White-hair had expressed herself satisfied and had directed him to present these images to his human White-hair. Chan Rahool had thought immediately of Emperor Zindel and the impossibility of a low-level simian ambassador getting a hearing with the Emperor of Sharona.

White-hair had cuffed him lightly and rattled his head. She’d refused to believe humanity could be other than a matriarchy. She’d given him a picture of Empress Varena instead.

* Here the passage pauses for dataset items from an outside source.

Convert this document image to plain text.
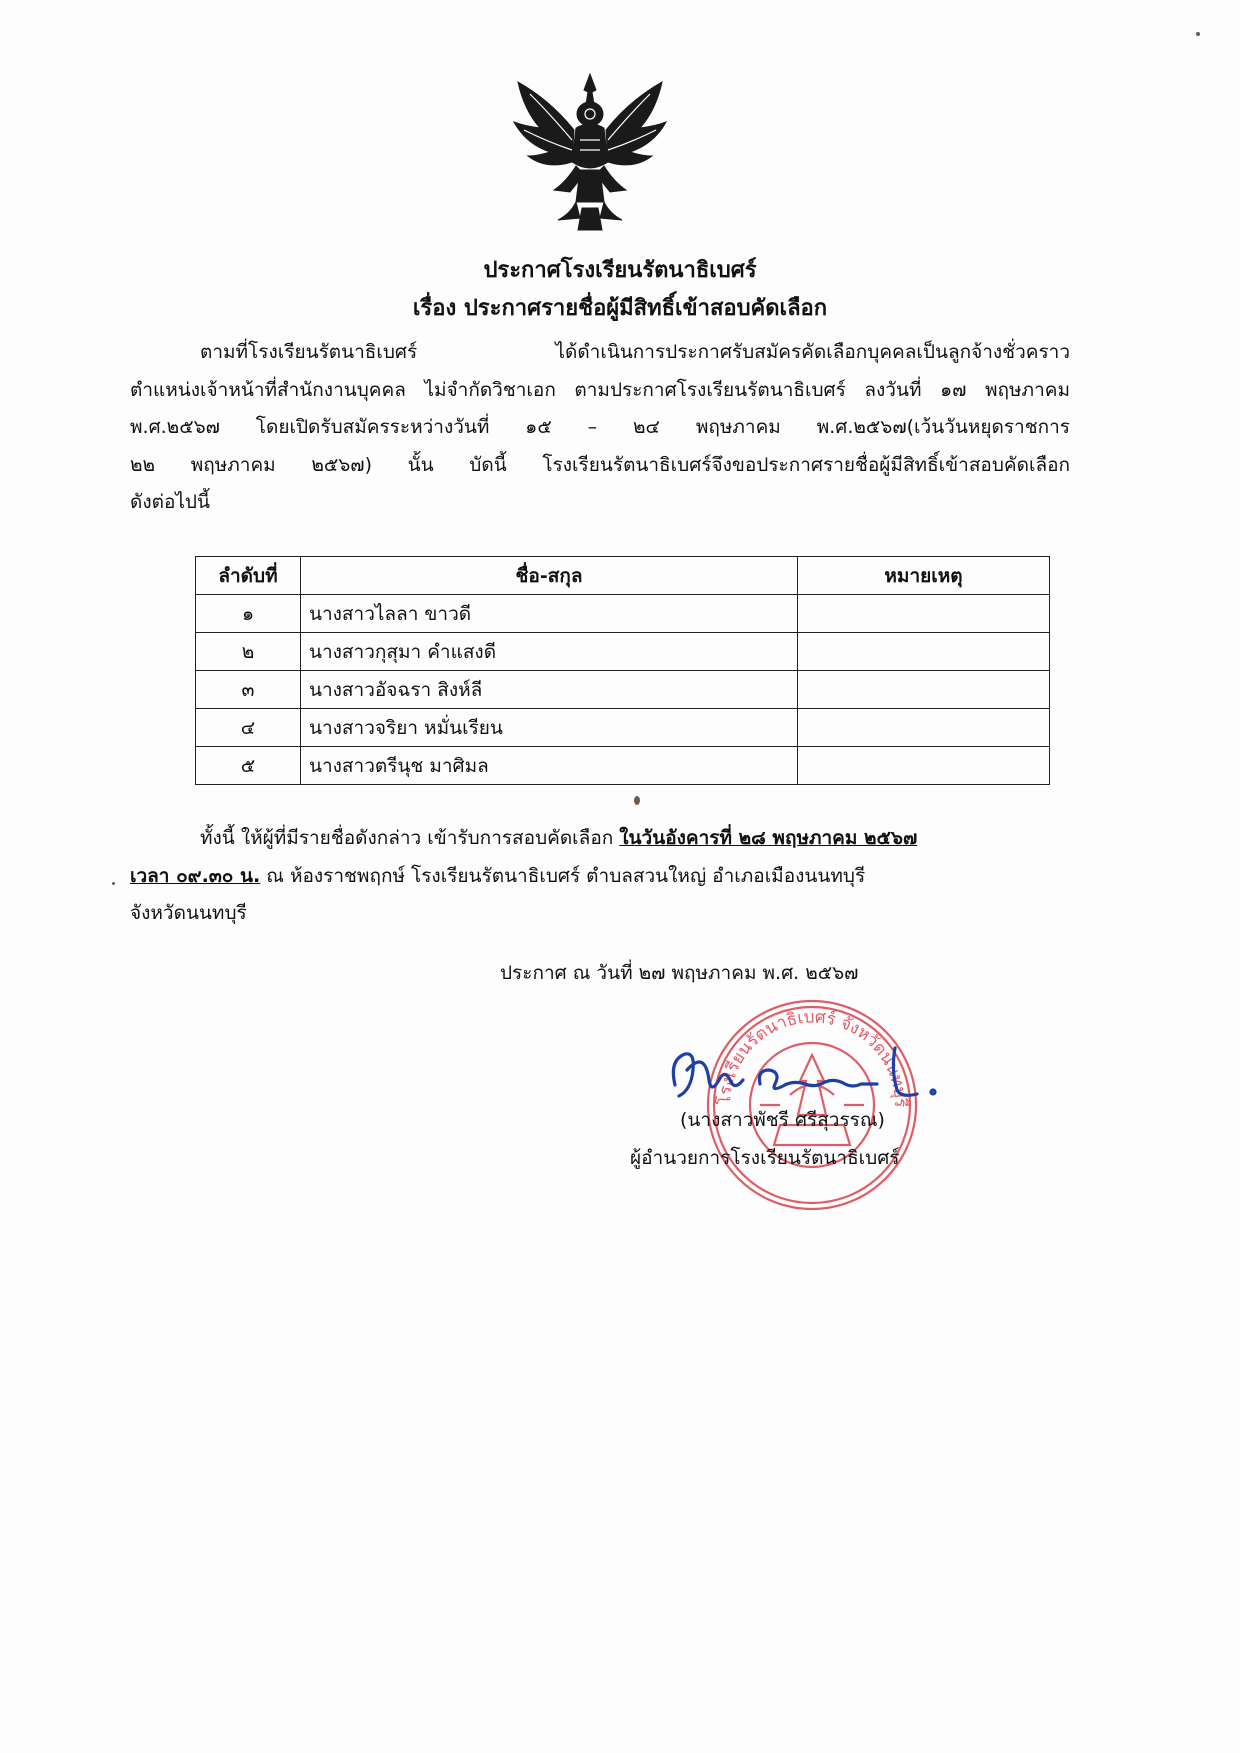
ประกาศโรงเรียนรัตนาธิเบศร์
เรื่อง ประกาศรายชื่อผู้มีสิทธิ์เข้าสอบคัดเลือก
ตามที่โรงเรียนรัตนาธิเบศร์ ได้ดำเนินการประกาศรับสมัครคัดเลือกบุคคลเป็นลูกจ้างชั่วคราว
ตำแหน่งเจ้าหน้าที่สำนักงานบุคคล ไม่จำกัดวิชาเอก ตามประกาศโรงเรียนรัตนาธิเบศร์ ลงวันที่ ๑๗ พฤษภาคม
พ.ศ.๒๕๖๗ โดยเปิดรับสมัครระหว่างวันที่ ๑๕ – ๒๔ พฤษภาคม พ.ศ.๒๕๖๗(เว้นวันหยุดราชการ
๒๒ พฤษภาคม ๒๕๖๗) นั้น บัดนี้ โรงเรียนรัตนาธิเบศร์จึงขอประกาศรายชื่อผู้มีสิทธิ์เข้าสอบคัดเลือก
ดังต่อไปนี้
ลำดับที่	ชื่อ-สกุล	หมายเหตุ
๑	นางสาวไลลา ขาวดี	
๒	นางสาวกุสุมา คำแสงดี	
๓	นางสาวอัจฉรา สิงห์ลี	
๔	นางสาวจริยา หมั่นเรียน	
๕	นางสาวตรีนุช มาศิมล	
ทั้งนี้ ให้ผู้ที่มีรายชื่อดังกล่าว เข้ารับการสอบคัดเลือก ในวันอังคารที่ ๒๘ พฤษภาคม ๒๕๖๗
เวลา ๐๙.๓๐ น. ณ ห้องราชพฤกษ์ โรงเรียนรัตนาธิเบศร์ ตำบลสวนใหญ่ อำเภอเมืองนนทบุรี
จังหวัดนนทบุรี
ประกาศ ณ วันที่ ๒๗ พฤษภาคม พ.ศ. ๒๕๖๗
โรงเรียนรัตนาธิเบศร์ จังหวัดนนทบุรี
(นางสาวพัชรี ศรีสุวรรณ)
ผู้อำนวยการโรงเรียนรัตนาธิเบศร์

How did they know what the Empress looked like? The picture was a bit old, but still!

His attempt to explain the difficulty in seeing the Empress had been met with Tusk snarling in his face. His old noncoms could have taken lessons from the gorilla.

The report to Dorrick double-checked and tucked carefully into the postal box, chan Rahool set out to arrange a meeting with the Empress Consort of the known Sharonan universes.

He might have had the makings of a soldier after all.